Le révérend père sortit. Agricol, étourdi, confondu, se demandait si c'était bien son ancien patron qu'il entendait appeler le père d'Aigrigny _mon père _avec tant de déférence et d'humilité. Puis, à mesure que le forgeron examinait plus attentivement les traits de M. Hardy, il remarquait dans sa physionomie éteinte une expression d'affaissement, de lassitude, qui le navrait et l'effrayait à la fois; aussi lui dit-il, en tâchant de cacher son pénible étonnement:

— Enfin, monsieur… vous allez nous être rendu… nous allons bientôt vous voir au milieu de nous… Ah! votre retour va faire bien des heureux… apaisera bien des inquiétudes!… car, si cela était possible, nous vous aimerions davantage encore depuis que nous avons un instant craint de vous perdre.

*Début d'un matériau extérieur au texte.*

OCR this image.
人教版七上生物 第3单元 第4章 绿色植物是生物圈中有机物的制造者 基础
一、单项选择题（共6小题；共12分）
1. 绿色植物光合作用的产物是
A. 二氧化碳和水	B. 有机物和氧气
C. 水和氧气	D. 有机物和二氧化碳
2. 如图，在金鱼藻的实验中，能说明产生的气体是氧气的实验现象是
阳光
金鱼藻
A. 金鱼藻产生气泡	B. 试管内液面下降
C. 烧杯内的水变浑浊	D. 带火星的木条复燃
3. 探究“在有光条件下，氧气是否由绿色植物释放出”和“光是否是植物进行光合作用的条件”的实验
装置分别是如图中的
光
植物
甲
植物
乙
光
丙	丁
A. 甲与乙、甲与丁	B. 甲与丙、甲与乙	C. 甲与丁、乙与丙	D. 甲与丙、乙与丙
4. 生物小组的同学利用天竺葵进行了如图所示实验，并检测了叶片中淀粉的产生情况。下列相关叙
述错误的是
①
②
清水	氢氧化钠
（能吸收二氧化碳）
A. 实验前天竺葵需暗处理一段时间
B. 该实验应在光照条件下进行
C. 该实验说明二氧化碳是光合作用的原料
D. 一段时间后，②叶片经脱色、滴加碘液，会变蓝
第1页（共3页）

— Brave et digne garçon, dit M. Hardy avec un sourire de bonté mélancolique en tendant sa main à Agricol, je n'ai jamais douté un moment ni de vous ni vos camarades; leur reconnaissance m'a toujours récompensé du bien que j'ai pu leur faire.

— Et que vous leur ferez encore, monsieur… car vous…

M. Hardy interrompit Agricol et lui dit:

— Écoutez-moi, mon ami; avant de continuer cet entretien, je dois vous parler franchement, afin de ne laisser ni à vous ni à vos camarades des espérances qui ne peuvent plus se réaliser… Je suis décidé à vivre désormais, sinon dans le cloître, du moins dans la plus profonde retraite; car je suis las, voyez-vous, mon ami!… oh! bien las…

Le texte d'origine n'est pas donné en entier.